Advances in Magnetic Resonance Imaging
Climate change is a hot topic these days, with great attention focused on the need to reduce atmospheric carbon dioxide (CO2) concentrations to slow the process of global warming. Such reduction will rely, in part, on developing better quality—that is, lower emission—automotive fuels, and among the most promising approaches to improving fuel quality is the use of gas-to-liquid (GTL) refining technologies.
But making GTL competitive with conventional oil refining technology will require improved design trickle-bed reactors (TBRs). TBRs are essentially a column filled with catalyst particles, through which gas and liquid flow downward. Improved design and operation of TBRs could reduce CO2 emissions by 400 million metric tons a year, or about 2 percent of global CO2 emissions.
TBRs are currently designed by using imprecise empirical correlations, which leads to significantly oversized reactors and higher operating and capital costs, thereby putting TBR technology at a competitive disadvantage. The best way to improve TBR design is to enhance our understanding and modeling of the reactors through new phenomenological models and better closure laws for computational fluid dynamics simulations. Both of these require measurements of the velocity of the liquid and gas inside the reactor, as this will determine the overall performance of the reactor.
The only technique that can provide these measurements is magnetic resonance imaging (MRI), but the signal-to-noise ratio of conventional gas phase imaging is too low to achieve the required resolution. Collaboration between the Magnetic Resonance Research Centre at the University of Cambridge and Microsoft Research has produced a compressed sensing algorithm that enables gas phase velocity mapping at a resolution an order of magnitude greater than in the past.
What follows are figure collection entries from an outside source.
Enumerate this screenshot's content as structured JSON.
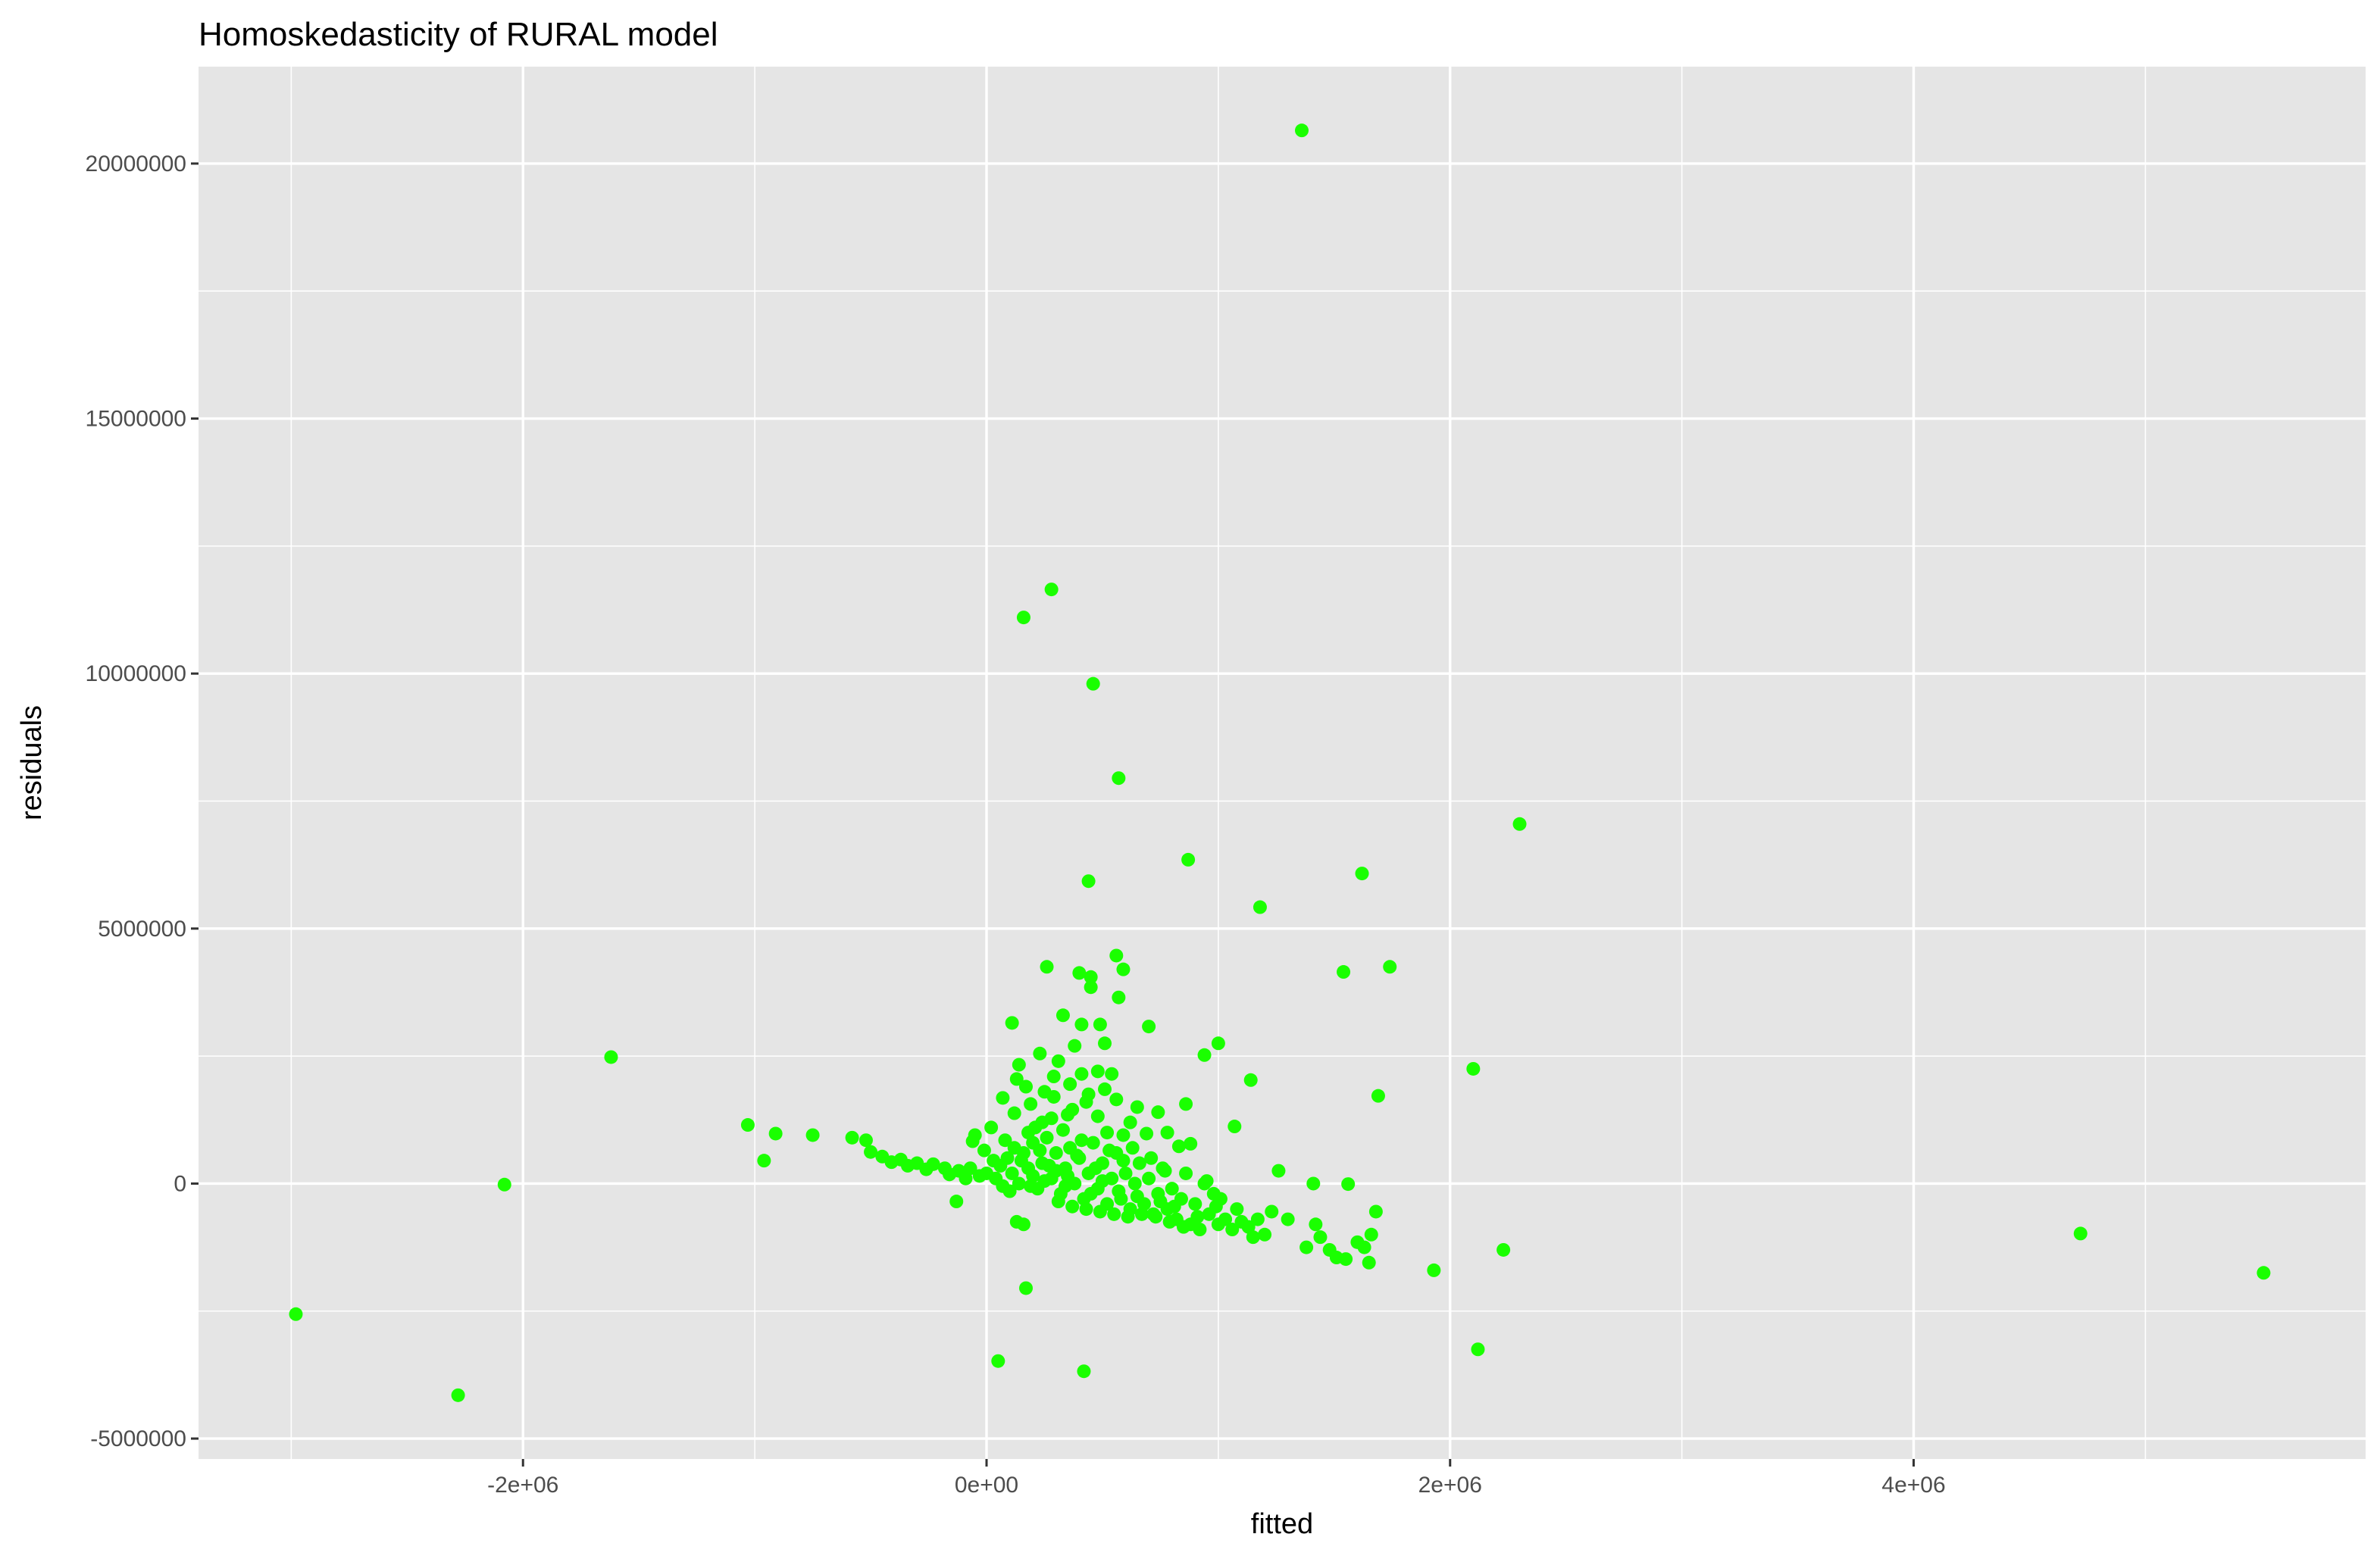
{
  "chart_data": {
    "type": "scatter",
    "title": "Homoskedasticity of RURAL model",
    "xlabel": "fitted",
    "ylabel": "residuals",
    "xlim": [
      -3400000,
      5950000
    ],
    "ylim": [
      -5400000,
      21900000
    ],
    "x_ticks": [
      {
        "value": -2000000,
        "label": "-2e+06"
      },
      {
        "value": 0,
        "label": "0e+00"
      },
      {
        "value": 2000000,
        "label": "2e+06"
      },
      {
        "value": 4000000,
        "label": "4e+06"
      }
    ],
    "y_ticks": [
      {
        "value": -5000000,
        "label": "-5000000"
      },
      {
        "value": 0,
        "label": "0"
      },
      {
        "value": 5000000,
        "label": "5000000"
      },
      {
        "value": 10000000,
        "label": "10000000"
      },
      {
        "value": 15000000,
        "label": "15000000"
      },
      {
        "value": 20000000,
        "label": "20000000"
      }
    ],
    "grid": true,
    "point_color": "#1aff00",
    "panel_color": "#e5e5e5",
    "grid_color": "#ffffff",
    "points": [
      {
        "x": 1360000,
        "y": 20650000
      },
      {
        "x": 280000,
        "y": 11650000
      },
      {
        "x": 160000,
        "y": 11100000
      },
      {
        "x": 460000,
        "y": 9800000
      },
      {
        "x": 570000,
        "y": 7950000
      },
      {
        "x": 2300000,
        "y": 7050000
      },
      {
        "x": 870000,
        "y": 6350000
      },
      {
        "x": 1620000,
        "y": 6080000
      },
      {
        "x": 440000,
        "y": 5930000
      },
      {
        "x": 1180000,
        "y": 5420000
      },
      {
        "x": 560000,
        "y": 4470000
      },
      {
        "x": 260000,
        "y": 4250000
      },
      {
        "x": 1740000,
        "y": 4250000
      },
      {
        "x": 1540000,
        "y": 4150000
      },
      {
        "x": 590000,
        "y": 4200000
      },
      {
        "x": 400000,
        "y": 4130000
      },
      {
        "x": 450000,
        "y": 4050000
      },
      {
        "x": 450000,
        "y": 3850000
      },
      {
        "x": 570000,
        "y": 3650000
      },
      {
        "x": 330000,
        "y": 3300000
      },
      {
        "x": 110000,
        "y": 3150000
      },
      {
        "x": 410000,
        "y": 3120000
      },
      {
        "x": 490000,
        "y": 3120000
      },
      {
        "x": 700000,
        "y": 3080000
      },
      {
        "x": 510000,
        "y": 2750000
      },
      {
        "x": 1000000,
        "y": 2750000
      },
      {
        "x": 380000,
        "y": 2700000
      },
      {
        "x": 230000,
        "y": 2550000
      },
      {
        "x": 940000,
        "y": 2520000
      },
      {
        "x": -1620000,
        "y": 2480000
      },
      {
        "x": 310000,
        "y": 2400000
      },
      {
        "x": 140000,
        "y": 2330000
      },
      {
        "x": 2100000,
        "y": 2250000
      },
      {
        "x": 480000,
        "y": 2200000
      },
      {
        "x": 540000,
        "y": 2150000
      },
      {
        "x": 410000,
        "y": 2150000
      },
      {
        "x": 290000,
        "y": 2100000
      },
      {
        "x": 130000,
        "y": 2050000
      },
      {
        "x": 1140000,
        "y": 2030000
      },
      {
        "x": 360000,
        "y": 1950000
      },
      {
        "x": 170000,
        "y": 1900000
      },
      {
        "x": 510000,
        "y": 1850000
      },
      {
        "x": 250000,
        "y": 1800000
      },
      {
        "x": 440000,
        "y": 1750000
      },
      {
        "x": 1690000,
        "y": 1720000
      },
      {
        "x": 70000,
        "y": 1680000
      },
      {
        "x": 560000,
        "y": 1650000
      },
      {
        "x": 190000,
        "y": 1560000
      },
      {
        "x": 860000,
        "y": 1560000
      },
      {
        "x": 650000,
        "y": 1500000
      },
      {
        "x": 370000,
        "y": 1450000
      },
      {
        "x": 740000,
        "y": 1400000
      },
      {
        "x": 120000,
        "y": 1380000
      },
      {
        "x": 480000,
        "y": 1320000
      },
      {
        "x": 280000,
        "y": 1280000
      },
      {
        "x": -1030000,
        "y": 1150000
      },
      {
        "x": 1070000,
        "y": 1120000
      },
      {
        "x": 20000,
        "y": 1100000
      },
      {
        "x": -910000,
        "y": 980000
      },
      {
        "x": -750000,
        "y": 950000
      },
      {
        "x": -50000,
        "y": 950000
      },
      {
        "x": 590000,
        "y": 950000
      },
      {
        "x": 690000,
        "y": 980000
      },
      {
        "x": -580000,
        "y": 900000
      },
      {
        "x": -520000,
        "y": 850000
      },
      {
        "x": -60000,
        "y": 830000
      },
      {
        "x": 80000,
        "y": 850000
      },
      {
        "x": 880000,
        "y": 780000
      },
      {
        "x": 830000,
        "y": 730000
      },
      {
        "x": -500000,
        "y": 620000
      },
      {
        "x": -450000,
        "y": 530000
      },
      {
        "x": -960000,
        "y": 450000
      },
      {
        "x": -370000,
        "y": 470000
      },
      {
        "x": -300000,
        "y": 400000
      },
      {
        "x": -230000,
        "y": 380000
      },
      {
        "x": -180000,
        "y": 300000
      },
      {
        "x": -120000,
        "y": 250000
      },
      {
        "x": -70000,
        "y": 300000
      },
      {
        "x": -30000,
        "y": 150000
      },
      {
        "x": 0,
        "y": 200000
      },
      {
        "x": 40000,
        "y": 100000
      },
      {
        "x": 60000,
        "y": 350000
      },
      {
        "x": 90000,
        "y": 500000
      },
      {
        "x": 110000,
        "y": 200000
      },
      {
        "x": 140000,
        "y": 0
      },
      {
        "x": 160000,
        "y": 600000
      },
      {
        "x": 180000,
        "y": 300000
      },
      {
        "x": 200000,
        "y": 800000
      },
      {
        "x": 220000,
        "y": -100000
      },
      {
        "x": 240000,
        "y": 400000
      },
      {
        "x": 260000,
        "y": 900000
      },
      {
        "x": 280000,
        "y": 100000
      },
      {
        "x": 300000,
        "y": 600000
      },
      {
        "x": 320000,
        "y": -200000
      },
      {
        "x": 340000,
        "y": 300000
      },
      {
        "x": 360000,
        "y": 700000
      },
      {
        "x": 380000,
        "y": 0
      },
      {
        "x": 400000,
        "y": 500000
      },
      {
        "x": 420000,
        "y": -300000
      },
      {
        "x": 440000,
        "y": 200000
      },
      {
        "x": 460000,
        "y": 800000
      },
      {
        "x": 480000,
        "y": -100000
      },
      {
        "x": 500000,
        "y": 400000
      },
      {
        "x": 520000,
        "y": -400000
      },
      {
        "x": 540000,
        "y": 100000
      },
      {
        "x": 560000,
        "y": 600000
      },
      {
        "x": 580000,
        "y": -300000
      },
      {
        "x": 600000,
        "y": 200000
      },
      {
        "x": 620000,
        "y": -500000
      },
      {
        "x": 640000,
        "y": 0
      },
      {
        "x": 660000,
        "y": 400000
      },
      {
        "x": 680000,
        "y": -400000
      },
      {
        "x": 700000,
        "y": 100000
      },
      {
        "x": 720000,
        "y": -600000
      },
      {
        "x": 740000,
        "y": -200000
      },
      {
        "x": 760000,
        "y": 300000
      },
      {
        "x": 780000,
        "y": -500000
      },
      {
        "x": 800000,
        "y": -100000
      },
      {
        "x": 820000,
        "y": -700000
      },
      {
        "x": 840000,
        "y": -300000
      },
      {
        "x": 860000,
        "y": 200000
      },
      {
        "x": 880000,
        "y": -800000
      },
      {
        "x": 900000,
        "y": -400000
      },
      {
        "x": 920000,
        "y": -900000
      },
      {
        "x": 940000,
        "y": 0
      },
      {
        "x": 960000,
        "y": -600000
      },
      {
        "x": 980000,
        "y": -200000
      },
      {
        "x": 1000000,
        "y": -800000
      },
      {
        "x": 1030000,
        "y": -700000
      },
      {
        "x": 1060000,
        "y": -900000
      },
      {
        "x": 1080000,
        "y": -500000
      },
      {
        "x": 1100000,
        "y": -750000
      },
      {
        "x": 1130000,
        "y": -850000
      },
      {
        "x": 1150000,
        "y": -1050000
      },
      {
        "x": 1170000,
        "y": -700000
      },
      {
        "x": 1200000,
        "y": -1000000
      },
      {
        "x": 1230000,
        "y": -550000
      },
      {
        "x": 1260000,
        "y": 250000
      },
      {
        "x": 1300000,
        "y": -700000
      },
      {
        "x": 1380000,
        "y": -1250000
      },
      {
        "x": 1410000,
        "y": 0
      },
      {
        "x": 1420000,
        "y": -800000
      },
      {
        "x": 1440000,
        "y": -1050000
      },
      {
        "x": 1480000,
        "y": -1300000
      },
      {
        "x": 1510000,
        "y": -1450000
      },
      {
        "x": 1550000,
        "y": -1480000
      },
      {
        "x": 1560000,
        "y": -10000
      },
      {
        "x": 1600000,
        "y": -1150000
      },
      {
        "x": 1630000,
        "y": -1250000
      },
      {
        "x": 1650000,
        "y": -1550000
      },
      {
        "x": 1660000,
        "y": -1000000
      },
      {
        "x": 1680000,
        "y": -550000
      },
      {
        "x": 1930000,
        "y": -1700000
      },
      {
        "x": 2230000,
        "y": -1300000
      },
      {
        "x": 2120000,
        "y": -3250000
      },
      {
        "x": -130000,
        "y": -350000
      },
      {
        "x": 160000,
        "y": -800000
      },
      {
        "x": 130000,
        "y": -750000
      },
      {
        "x": 170000,
        "y": -2050000
      },
      {
        "x": 50000,
        "y": -3480000
      },
      {
        "x": 420000,
        "y": -3680000
      },
      {
        "x": -2080000,
        "y": -20000
      },
      {
        "x": -2280000,
        "y": -4150000
      },
      {
        "x": -2980000,
        "y": -2560000
      },
      {
        "x": 4720000,
        "y": -980000
      },
      {
        "x": 5510000,
        "y": -1750000
      },
      {
        "x": 210000,
        "y": 1100000
      },
      {
        "x": 330000,
        "y": 1050000
      },
      {
        "x": 520000,
        "y": 1000000
      },
      {
        "x": 250000,
        "y": 50000
      },
      {
        "x": 310000,
        "y": -350000
      },
      {
        "x": 370000,
        "y": -450000
      },
      {
        "x": 430000,
        "y": -500000
      },
      {
        "x": 490000,
        "y": -550000
      },
      {
        "x": 550000,
        "y": -600000
      },
      {
        "x": 610000,
        "y": -650000
      },
      {
        "x": 670000,
        "y": -600000
      },
      {
        "x": 730000,
        "y": -650000
      },
      {
        "x": 790000,
        "y": -750000
      },
      {
        "x": 850000,
        "y": -850000
      },
      {
        "x": 150000,
        "y": 450000
      },
      {
        "x": 190000,
        "y": -50000
      },
      {
        "x": 230000,
        "y": 650000
      },
      {
        "x": 270000,
        "y": 350000
      },
      {
        "x": 350000,
        "y": 150000
      },
      {
        "x": 390000,
        "y": 550000
      },
      {
        "x": 410000,
        "y": 850000
      },
      {
        "x": 470000,
        "y": 300000
      },
      {
        "x": 530000,
        "y": 650000
      },
      {
        "x": 590000,
        "y": 450000
      },
      {
        "x": 630000,
        "y": 700000
      },
      {
        "x": 710000,
        "y": 500000
      },
      {
        "x": 770000,
        "y": 250000
      },
      {
        "x": 100000,
        "y": -150000
      },
      {
        "x": 200000,
        "y": 150000
      },
      {
        "x": 300000,
        "y": 250000
      },
      {
        "x": 340000,
        "y": -50000
      },
      {
        "x": 450000,
        "y": -200000
      },
      {
        "x": 500000,
        "y": 50000
      },
      {
        "x": 570000,
        "y": -150000
      },
      {
        "x": 650000,
        "y": -250000
      },
      {
        "x": 750000,
        "y": -350000
      },
      {
        "x": 810000,
        "y": -450000
      },
      {
        "x": 910000,
        "y": -650000
      },
      {
        "x": 990000,
        "y": -450000
      },
      {
        "x": -10000,
        "y": 650000
      },
      {
        "x": 30000,
        "y": 450000
      },
      {
        "x": -90000,
        "y": 100000
      },
      {
        "x": -160000,
        "y": 180000
      },
      {
        "x": -260000,
        "y": 280000
      },
      {
        "x": -340000,
        "y": 350000
      },
      {
        "x": -410000,
        "y": 420000
      },
      {
        "x": 70000,
        "y": -50000
      },
      {
        "x": 120000,
        "y": 700000
      },
      {
        "x": 180000,
        "y": 1000000
      },
      {
        "x": 240000,
        "y": 1200000
      },
      {
        "x": 290000,
        "y": 1700000
      },
      {
        "x": 350000,
        "y": 1350000
      },
      {
        "x": 430000,
        "y": 1600000
      },
      {
        "x": 620000,
        "y": 1200000
      },
      {
        "x": 780000,
        "y": 1000000
      },
      {
        "x": 950000,
        "y": 50000
      },
      {
        "x": 1010000,
        "y": -300000
      }
    ]
  }
}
These measurements are of sufficiently high resolution to enable characterization of the interfacial velocity between the liquid and gas, which is critical to improved understanding of the reactor’s behavior and prospective design improvements.
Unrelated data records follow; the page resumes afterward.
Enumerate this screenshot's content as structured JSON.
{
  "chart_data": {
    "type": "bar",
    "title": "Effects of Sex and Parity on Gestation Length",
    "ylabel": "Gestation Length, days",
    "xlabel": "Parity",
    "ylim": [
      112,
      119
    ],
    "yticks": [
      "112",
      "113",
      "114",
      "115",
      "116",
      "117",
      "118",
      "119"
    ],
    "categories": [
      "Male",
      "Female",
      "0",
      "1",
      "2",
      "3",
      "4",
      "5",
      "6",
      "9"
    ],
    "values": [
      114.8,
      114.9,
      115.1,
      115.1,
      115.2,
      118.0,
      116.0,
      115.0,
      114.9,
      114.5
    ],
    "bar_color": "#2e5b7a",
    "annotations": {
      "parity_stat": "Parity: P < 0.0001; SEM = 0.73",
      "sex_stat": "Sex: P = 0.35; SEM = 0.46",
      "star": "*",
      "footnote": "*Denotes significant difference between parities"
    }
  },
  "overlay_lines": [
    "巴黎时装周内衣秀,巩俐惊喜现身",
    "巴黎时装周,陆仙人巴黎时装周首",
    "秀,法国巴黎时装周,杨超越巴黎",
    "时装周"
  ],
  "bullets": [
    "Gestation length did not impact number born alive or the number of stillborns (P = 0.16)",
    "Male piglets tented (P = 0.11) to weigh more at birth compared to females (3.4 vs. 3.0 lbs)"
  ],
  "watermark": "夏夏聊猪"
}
In addition to its potential for helping to reduce atmospheric CO2 emissions, the compressed sensing algorithm could lead to greater use of MRI as a means for testing hypotheses about the process under study. A particular target is to reduce data acquisition times by an order of magnitude; this opens up new opportunities for studying chemical engineering processes, as well as enabling the implementation of magnetic resonance measurements with low magnetic field hardware, which would enable the use of on-site MRI as a process analytics tool.
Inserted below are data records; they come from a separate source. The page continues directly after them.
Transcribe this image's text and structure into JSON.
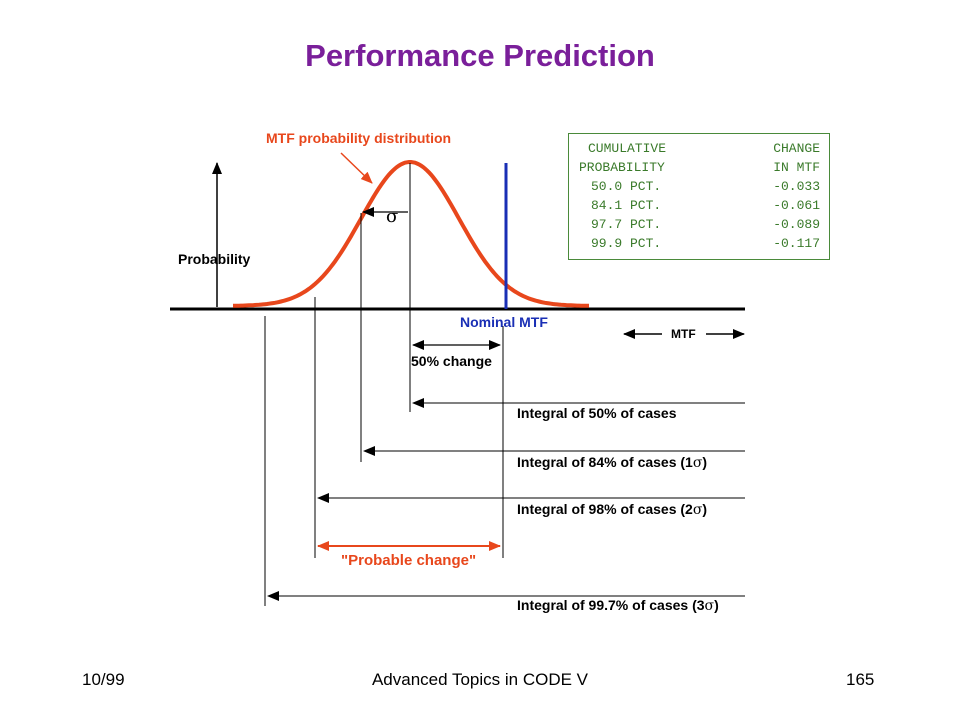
{
  "title": "Performance Prediction",
  "labels": {
    "distribution": "MTF probability distribution",
    "probability": "Probability",
    "sigma": "σ",
    "nominal_mtf": "Nominal MTF",
    "mtf_axis": "MTF",
    "fifty_change": "50% change",
    "probable_change": "\"Probable change\""
  },
  "integrals": [
    {
      "text": "Integral of 50% of cases"
    },
    {
      "text": "Integral of 84% of cases (1",
      "sigma": "σ",
      "close": ")"
    },
    {
      "text": "Integral of 98% of cases (2",
      "sigma": "σ",
      "close": ")"
    },
    {
      "text": "Integral of 99.7% of cases (3",
      "sigma": "σ",
      "close": ")"
    }
  ],
  "table": {
    "header1": [
      "CUMULATIVE",
      "CHANGE"
    ],
    "header2": [
      "PROBABILITY",
      "IN MTF"
    ],
    "rows": [
      [
        "50.0 PCT.",
        "-0.033"
      ],
      [
        "84.1 PCT.",
        "-0.061"
      ],
      [
        "97.7 PCT.",
        "-0.089"
      ],
      [
        "99.9 PCT.",
        "-0.117"
      ]
    ]
  },
  "footer": {
    "left": "10/99",
    "center": "Advanced Topics in CODE V",
    "right": "165"
  },
  "colors": {
    "title": "#7a1f9a",
    "curve": "#e8471c",
    "nominal": "#1a2fb5",
    "table": "#3a7a2a"
  }
}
Most recently, we have been looking at radical techniques that avoid altogether the need to produce an image in order to perform a particular analysis. Producing an intermediate image is very costly in terms of the amount of data required, and may be unnecessary when what is needed is a simple decision, or an estimate of the value of a few parameters. An example is estimating the density and shape distribution of bubbles in a reactor. We have shown that this can be done directly, without any intermediate image, resulting in much shorter acquisition times and tolerance to noise. Ultimately this could allow the use of more compact MRI machines, avoiding the need for strong magnetic fields, and thus avoiding the need for supercooling. This would simplify the machinery both in terms of weight and cost, and allow certain kinds of measurements which were previously impossible. The resulting machines could have an impact both in chemical engineering and, potentially, medical diagnosis.